Come ti organizzerai in questi ultimi 3 giorni prima della chiamata alle urne?
“Saranno tre giorni molto intensi. Continuerò a stare tra la gente, ad ascoltare i cittadini e a confrontarmi soprattutto con tanti ragazzi della mia età. Credo che il contatto diretto sia la parte più importante della politica, perché permette di capire davvero le esigenze delle persone. In queste ultime ore voglio continuare a trasmettere entusiasmo e dimostrare che dietro la mia candidatura non c’è improvvisazione, ma impegno quotidiano. L’impegno cittadino, secondo me, non comincia con una candidatura e non finisce con lo spoglio delle urne: è una costante della vita quotidiana, qualcosa che cerco di dimostrare ogni giorno sia come candidato sia come semplice cittadino”.
Cosa vuoi dire ai tuoi elettori per chiedere di preferirti? Un tuo pronostico su queste elezioni?

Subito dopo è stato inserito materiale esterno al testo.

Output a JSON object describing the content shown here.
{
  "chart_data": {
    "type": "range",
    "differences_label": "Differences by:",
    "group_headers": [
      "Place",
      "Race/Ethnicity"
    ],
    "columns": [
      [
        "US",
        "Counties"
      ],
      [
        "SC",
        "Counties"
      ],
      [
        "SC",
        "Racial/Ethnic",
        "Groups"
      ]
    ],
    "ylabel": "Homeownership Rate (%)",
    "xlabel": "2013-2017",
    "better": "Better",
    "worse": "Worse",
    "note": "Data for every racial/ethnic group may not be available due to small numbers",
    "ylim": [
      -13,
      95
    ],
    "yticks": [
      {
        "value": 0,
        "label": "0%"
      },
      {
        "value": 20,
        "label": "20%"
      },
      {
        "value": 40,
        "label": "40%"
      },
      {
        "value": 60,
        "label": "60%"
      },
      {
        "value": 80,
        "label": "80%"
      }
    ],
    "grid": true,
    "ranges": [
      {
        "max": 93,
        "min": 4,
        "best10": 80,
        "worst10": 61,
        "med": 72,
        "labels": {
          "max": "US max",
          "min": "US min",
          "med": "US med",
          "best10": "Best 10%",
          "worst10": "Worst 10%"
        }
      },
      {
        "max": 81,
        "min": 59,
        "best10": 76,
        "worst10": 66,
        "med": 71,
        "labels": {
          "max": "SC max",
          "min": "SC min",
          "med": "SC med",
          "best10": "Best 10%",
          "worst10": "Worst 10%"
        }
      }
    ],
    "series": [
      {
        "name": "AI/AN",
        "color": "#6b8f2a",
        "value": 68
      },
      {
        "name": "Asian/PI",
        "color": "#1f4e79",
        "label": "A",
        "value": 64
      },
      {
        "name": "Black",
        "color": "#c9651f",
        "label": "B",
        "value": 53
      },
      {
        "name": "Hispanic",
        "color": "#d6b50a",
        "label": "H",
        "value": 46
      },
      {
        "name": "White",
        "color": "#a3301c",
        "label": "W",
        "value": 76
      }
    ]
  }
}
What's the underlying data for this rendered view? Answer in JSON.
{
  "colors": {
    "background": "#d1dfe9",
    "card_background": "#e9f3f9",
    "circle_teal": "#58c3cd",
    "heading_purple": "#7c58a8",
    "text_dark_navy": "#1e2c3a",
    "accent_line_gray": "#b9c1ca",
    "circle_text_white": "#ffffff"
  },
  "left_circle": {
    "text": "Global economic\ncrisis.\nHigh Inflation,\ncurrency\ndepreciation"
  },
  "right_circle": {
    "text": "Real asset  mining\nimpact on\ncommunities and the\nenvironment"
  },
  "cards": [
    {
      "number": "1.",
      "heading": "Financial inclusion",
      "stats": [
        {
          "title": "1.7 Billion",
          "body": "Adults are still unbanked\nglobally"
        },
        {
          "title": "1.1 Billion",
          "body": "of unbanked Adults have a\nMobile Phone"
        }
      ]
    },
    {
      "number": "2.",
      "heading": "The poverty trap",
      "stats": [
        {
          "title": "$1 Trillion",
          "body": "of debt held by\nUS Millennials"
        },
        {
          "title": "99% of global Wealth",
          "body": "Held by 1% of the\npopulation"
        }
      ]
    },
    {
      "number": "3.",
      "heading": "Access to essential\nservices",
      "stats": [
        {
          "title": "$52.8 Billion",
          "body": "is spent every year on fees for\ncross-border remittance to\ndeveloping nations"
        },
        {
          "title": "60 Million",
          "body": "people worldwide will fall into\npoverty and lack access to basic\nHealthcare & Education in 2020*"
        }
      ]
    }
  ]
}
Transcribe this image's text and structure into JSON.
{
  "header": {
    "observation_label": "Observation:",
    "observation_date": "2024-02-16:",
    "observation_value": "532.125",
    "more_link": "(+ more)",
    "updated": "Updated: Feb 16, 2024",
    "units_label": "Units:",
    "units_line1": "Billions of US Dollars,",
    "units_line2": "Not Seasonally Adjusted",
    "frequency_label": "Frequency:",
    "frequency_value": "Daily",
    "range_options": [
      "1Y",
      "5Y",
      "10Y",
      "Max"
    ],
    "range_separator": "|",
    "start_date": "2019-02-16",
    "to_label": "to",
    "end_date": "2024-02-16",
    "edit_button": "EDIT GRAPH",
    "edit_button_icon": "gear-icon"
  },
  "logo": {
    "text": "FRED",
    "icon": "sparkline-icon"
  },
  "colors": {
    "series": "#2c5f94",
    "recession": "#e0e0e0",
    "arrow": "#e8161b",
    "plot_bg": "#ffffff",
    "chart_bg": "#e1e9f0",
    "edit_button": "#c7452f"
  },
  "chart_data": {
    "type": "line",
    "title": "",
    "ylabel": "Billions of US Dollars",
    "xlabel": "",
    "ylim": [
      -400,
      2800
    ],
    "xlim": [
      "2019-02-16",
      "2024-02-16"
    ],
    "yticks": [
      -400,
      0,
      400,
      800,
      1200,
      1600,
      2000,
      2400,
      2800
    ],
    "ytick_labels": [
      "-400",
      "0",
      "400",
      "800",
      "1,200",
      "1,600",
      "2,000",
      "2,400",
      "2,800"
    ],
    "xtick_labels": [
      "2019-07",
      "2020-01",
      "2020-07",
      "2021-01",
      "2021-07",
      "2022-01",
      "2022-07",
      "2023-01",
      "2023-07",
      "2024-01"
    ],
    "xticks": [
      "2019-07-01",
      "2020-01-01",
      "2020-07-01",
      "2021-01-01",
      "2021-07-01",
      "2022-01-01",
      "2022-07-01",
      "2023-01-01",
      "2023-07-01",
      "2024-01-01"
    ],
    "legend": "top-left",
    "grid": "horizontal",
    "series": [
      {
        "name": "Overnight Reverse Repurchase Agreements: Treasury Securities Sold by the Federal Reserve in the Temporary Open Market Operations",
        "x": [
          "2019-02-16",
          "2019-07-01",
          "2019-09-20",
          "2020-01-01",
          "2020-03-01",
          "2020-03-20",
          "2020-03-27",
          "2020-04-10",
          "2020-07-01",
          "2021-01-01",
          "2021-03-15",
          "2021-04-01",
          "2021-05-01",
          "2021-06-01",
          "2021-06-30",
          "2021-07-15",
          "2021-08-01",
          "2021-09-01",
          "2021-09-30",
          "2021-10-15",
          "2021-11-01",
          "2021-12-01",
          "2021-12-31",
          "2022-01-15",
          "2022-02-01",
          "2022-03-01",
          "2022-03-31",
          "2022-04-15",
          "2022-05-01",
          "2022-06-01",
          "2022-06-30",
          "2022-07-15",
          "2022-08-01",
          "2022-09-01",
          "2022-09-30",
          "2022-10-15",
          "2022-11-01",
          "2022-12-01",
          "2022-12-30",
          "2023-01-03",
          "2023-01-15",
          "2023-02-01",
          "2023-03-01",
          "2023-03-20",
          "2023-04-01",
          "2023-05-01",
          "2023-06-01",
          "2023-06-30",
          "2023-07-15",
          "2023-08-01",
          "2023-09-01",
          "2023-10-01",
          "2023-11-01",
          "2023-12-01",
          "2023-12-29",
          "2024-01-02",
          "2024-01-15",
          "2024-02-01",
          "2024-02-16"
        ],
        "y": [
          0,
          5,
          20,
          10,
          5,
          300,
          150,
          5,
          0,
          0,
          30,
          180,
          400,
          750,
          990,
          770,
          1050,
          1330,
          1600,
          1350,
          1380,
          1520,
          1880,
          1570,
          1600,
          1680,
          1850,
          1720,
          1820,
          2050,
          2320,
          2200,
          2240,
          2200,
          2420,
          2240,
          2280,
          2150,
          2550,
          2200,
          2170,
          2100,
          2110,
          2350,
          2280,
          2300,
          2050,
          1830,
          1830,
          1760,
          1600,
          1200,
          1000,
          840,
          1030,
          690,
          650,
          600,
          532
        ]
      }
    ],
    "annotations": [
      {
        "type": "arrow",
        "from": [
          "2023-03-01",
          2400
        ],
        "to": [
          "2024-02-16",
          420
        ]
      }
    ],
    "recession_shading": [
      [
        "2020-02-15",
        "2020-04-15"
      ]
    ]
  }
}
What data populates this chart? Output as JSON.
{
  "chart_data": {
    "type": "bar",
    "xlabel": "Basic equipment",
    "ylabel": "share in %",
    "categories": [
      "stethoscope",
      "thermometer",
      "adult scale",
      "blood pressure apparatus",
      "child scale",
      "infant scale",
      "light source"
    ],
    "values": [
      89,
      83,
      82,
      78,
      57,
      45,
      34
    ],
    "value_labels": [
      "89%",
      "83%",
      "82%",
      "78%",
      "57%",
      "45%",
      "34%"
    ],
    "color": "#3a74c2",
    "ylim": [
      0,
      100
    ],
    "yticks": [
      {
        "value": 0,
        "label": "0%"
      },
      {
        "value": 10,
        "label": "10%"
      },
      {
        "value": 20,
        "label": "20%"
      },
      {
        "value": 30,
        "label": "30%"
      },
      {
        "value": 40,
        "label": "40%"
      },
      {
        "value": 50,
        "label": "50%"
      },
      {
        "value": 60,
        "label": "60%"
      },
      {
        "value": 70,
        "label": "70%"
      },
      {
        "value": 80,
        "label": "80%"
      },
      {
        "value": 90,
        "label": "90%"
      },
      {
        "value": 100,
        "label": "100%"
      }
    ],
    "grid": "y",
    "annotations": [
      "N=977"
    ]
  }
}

“Ai miei elettori voglio dire di avere fiducia e di credere nella possibilità concreta di cambiare la nostra città. Io non mi ispiro a singole persone, ma agli ideali: cerco di essere coerente con ciò in cui credo, perché penso che la politica debba essere fatta di autenticità e continuità. L’impegno civico, infatti, non comincia con una candidatura e non finisce con lo spoglio delle urne, ma è una costante della vita quotidiana, che cerco di portare avanti sia come candidato sia come cittadino. Voglio essere soprattutto un portavoce di tutti quei ragazzi che oggi non si sentono rappresentati dalle istituzioni: i giovani non devono essere trattati come spettatori passivi, ma come parte attiva della comunità, con idee e proposte concrete. Non credo in una sostituzione tra generazioni, ma in una collaborazione tra esperienza e innovazione, tra chi ha già un percorso alle spalle e chi porta nuove energie e nuove idee. Per quanto riguarda il pronostico, è chiaro che chi ha governato questa città per molti, forse troppi anni, sia in maniera diretta che indiretta, parte da una posizione di vantaggio e che la presenza di tanti candidati sindaci finisca per rafforzare chi ha già un elettorato solido e strutturato. Però noi ci crediamo, altrimenti non saremmo qui: crediamo nel cambiamento e nei salernitani, e fino a quando non sarà la matematica a dirci il contrario continueremo a credere nella vittoria e nella possibilità concreta di cambiare la città”. La determinazione tipica di un veterano: Guido Sessa c’è e in questi ultimi giorni di incontri elettorali vorrà gridarlo a gran voce, con entusiasmo, aspirazioni e voglia di fare bene per la sua Salerno.